Chi è stato al Sigep lo scorso gennaio, ma anche chi non ci è stato, ricorderà una Rimini sommersa dal traffico e completamente in tilt: affollate le strade, gli autobus e i treni che conducono alla Fiera, con ritardi e rallentamenti che hanno fatto del percorso verso i padiglioni un vero e proprio viaggio della speranza. “Sono eventi straordinari – fa notare Roberto Renzi di Agenzia Mobilità – la domanda per gli autobus può salire a 2mila posti nell’arco di mezz’ora. Forniamo mezzi snodati e in certi casi predisponiamo dei bis, ma soddisfare tutti è pressoché impossibile”. È vero però che il trasporto su gomma nei giorni delle manifestazioni viene potenziato, soprattutto per quanto riguarda la Fiera. I turisti in arrivo dalla stazione possono usufruire della linea 9, chi viene da Bellaria deve salire sul 5. Il 90% dell’utenza si concentra però sull’autobus n. 10, proveniente  da Miramare, che per grandi eventi aumenta la frequenza a ogni quarto d’ora. Le esigenze crescono, ma trovare un equilibrio non è facile. “C’è chi vorrebbe che l’autobus facesse più fermate, ma anche chi giustamente non vuole starci seduto 40 minuti. Va detto inoltre che il trasporto pubblico locale vive soprattutto del contributo regionale, che ha subito un taglio di quasi un milione di fondi. Mancano le risorse, e il collegamento con le fiere non è una priorità”. Ora c’è anche il problema del ponte di via Coletti, chiuso per 120 giorni: “Per i prossimi eventi la linea 10 sarà sdoppiata. Da Miramare arriverà fino a piazza Tripoli, per poi deviare sulla statale 16. Chi invece parte da Marina Centro passerà su via Matteotti e poi su via XXIII Settembre”.

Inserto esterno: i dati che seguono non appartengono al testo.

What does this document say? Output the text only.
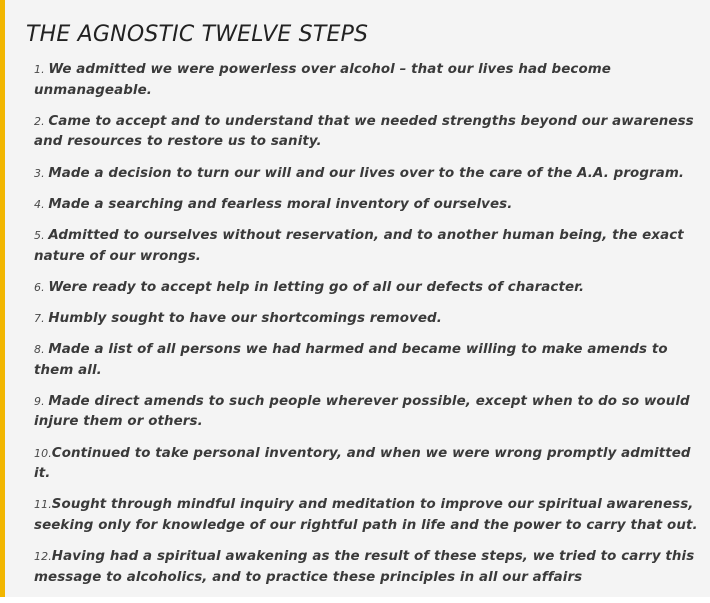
THE AGNOSTIC TWELVE STEPS
1. We admitted we were powerless over alcohol – that our lives had become unmanageable.
2. Came to accept and to understand that we needed strengths beyond our awareness and resources to restore us to sanity.
3. Made a decision to turn our will and our lives over to the care of the A.A. program.
4. Made a searching and fearless moral inventory of ourselves.
5. Admitted to ourselves without reservation, and to another human being, the exact nature of our wrongs.
6. Were ready to accept help in letting go of all our defects of character.
7. Humbly sought to have our shortcomings removed.
8. Made a list of all persons we had harmed and became willing to make amends to them all.
9. Made direct amends to such people wherever possible, except when to do so would injure them or others.
10.Continued to take personal inventory, and when we were wrong promptly admitted it.
11.Sought through mindful inquiry and meditation to improve our spiritual awareness, seeking only for knowledge of our rightful path in life and the power to carry that out.
12.Having had a spiritual awakening as the result of these steps, we tried to carry this message to alcoholics, and to practice these principles in all our affairs
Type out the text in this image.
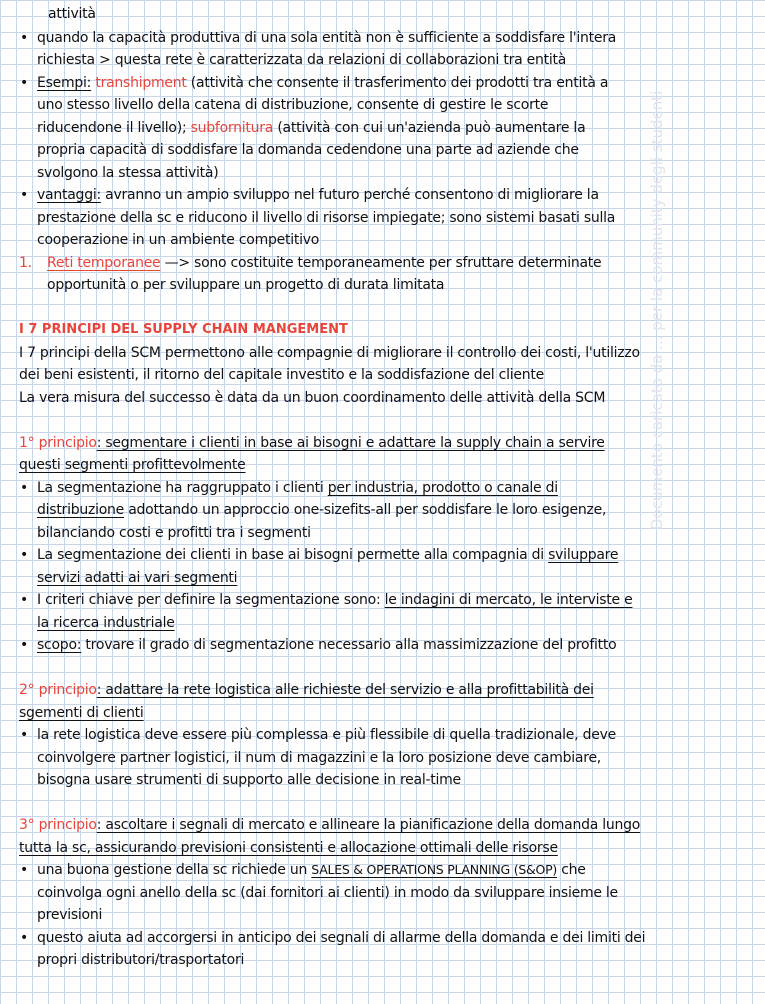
Documento caricato da ... per la community degli studenti
attività
• quando la capacità produttiva di una sola entità non è sufficiente a soddisfare l'intera
richiesta > questa rete è caratterizzata da relazioni di collaborazioni tra entità
• Esempi: transhipment (attività che consente il trasferimento dei prodotti tra entità a
uno stesso livello della catena di distribuzione, consente di gestire le scorte
riducendone il livello); subfornitura (attività con cui un'azienda può aumentare la
propria capacità di soddisfare la domanda cedendone una parte ad aziende che
svolgono la stessa attività)
• vantaggi: avranno un ampio sviluppo nel futuro perché consentono di migliorare la
prestazione della sc e riducono il livello di risorse impiegate; sono sistemi basati sulla
cooperazione in un ambiente competitivo
1. Reti temporanee —> sono costituite temporaneamente per sfruttare determinate
opportunità o per sviluppare un progetto di durata limitata
I 7 PRINCIPI DEL SUPPLY CHAIN MANGEMENT
I 7 principi della SCM permettono alle compagnie di migliorare il controllo dei costi, l'utilizzo
dei beni esistenti, il ritorno del capitale investito e la soddisfazione del cliente
La vera misura del successo è data da un buon coordinamento delle attività della SCM
1° principio: segmentare i clienti in base ai bisogni e adattare la supply chain a servire
questi segmenti profittevolmente
• La segmentazione ha raggruppato i clienti per industria, prodotto o canale di
distribuzione adottando un approccio one-sizefits-all per soddisfare le loro esigenze,
bilanciando costi e profitti tra i segmenti
• La segmentazione dei clienti in base ai bisogni permette alla compagnia di sviluppare
servizi adatti ai vari segmenti
• I criteri chiave per definire la segmentazione sono: le indagini di mercato, le interviste e
la ricerca industriale
• scopo: trovare il grado di segmentazione necessario alla massimizzazione del profitto
2° principio: adattare la rete logistica alle richieste del servizio e alla profittabilità dei
sgementi di clienti
• la rete logistica deve essere più complessa e più flessibile di quella tradizionale, deve
coinvolgere partner logistici, il num di magazzini e la loro posizione deve cambiare,
bisogna usare strumenti di supporto alle decisione in real-time
3° principio: ascoltare i segnali di mercato e allineare la pianificazione della domanda lungo
tutta la sc, assicurando previsioni consistenti e allocazione ottimali delle risorse
• una buona gestione della sc richiede un SALES & OPERATIONS PLANNING (S&OP) che
coinvolga ogni anello della sc (dai fornitori ai clienti) in modo da sviluppare insieme le
previsioni
• questo aiuta ad accorgersi in anticipo dei segnali di allarme della domanda e dei limiti dei
propri distributori/trasportatori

Sembra andare meglio invece il trasporto su rotaia, collegato al quartiere fieristico dieci anni fa e oggi utilizzato dal 15% dei visitatori. Qualche rallentamento c’è stato, e lo stesso Cagnoni racconta di espositori che lamentano l’insufficienza dei treni. “Stiamo lavorando per migliorare nettamente il servizio, – dichiara il presidente – chiedendo l’aggiunta di carrozze e l’acquisto di ulteriori fermate che, lo ricordo, hanno un costo importante, del tutto a carico di Rimini Fiera. Per Italo e Frecciarossa stiamo facendo pressioni sulle rispettive società per ottenere la fermata in occasione delle manifestazioni più grandi”. Che fare infine per gli automobilisti infuriati? “C’è un intervento strutturale su cui puntiamo molto: l’apertura del terzo casello dell’autostrada, che pensiamo in corrispondenza diretta con l’area del quartiere fieristico. Se si farà e sulle tempistiche di realizzazione, però, non posso azzardare previsioni”.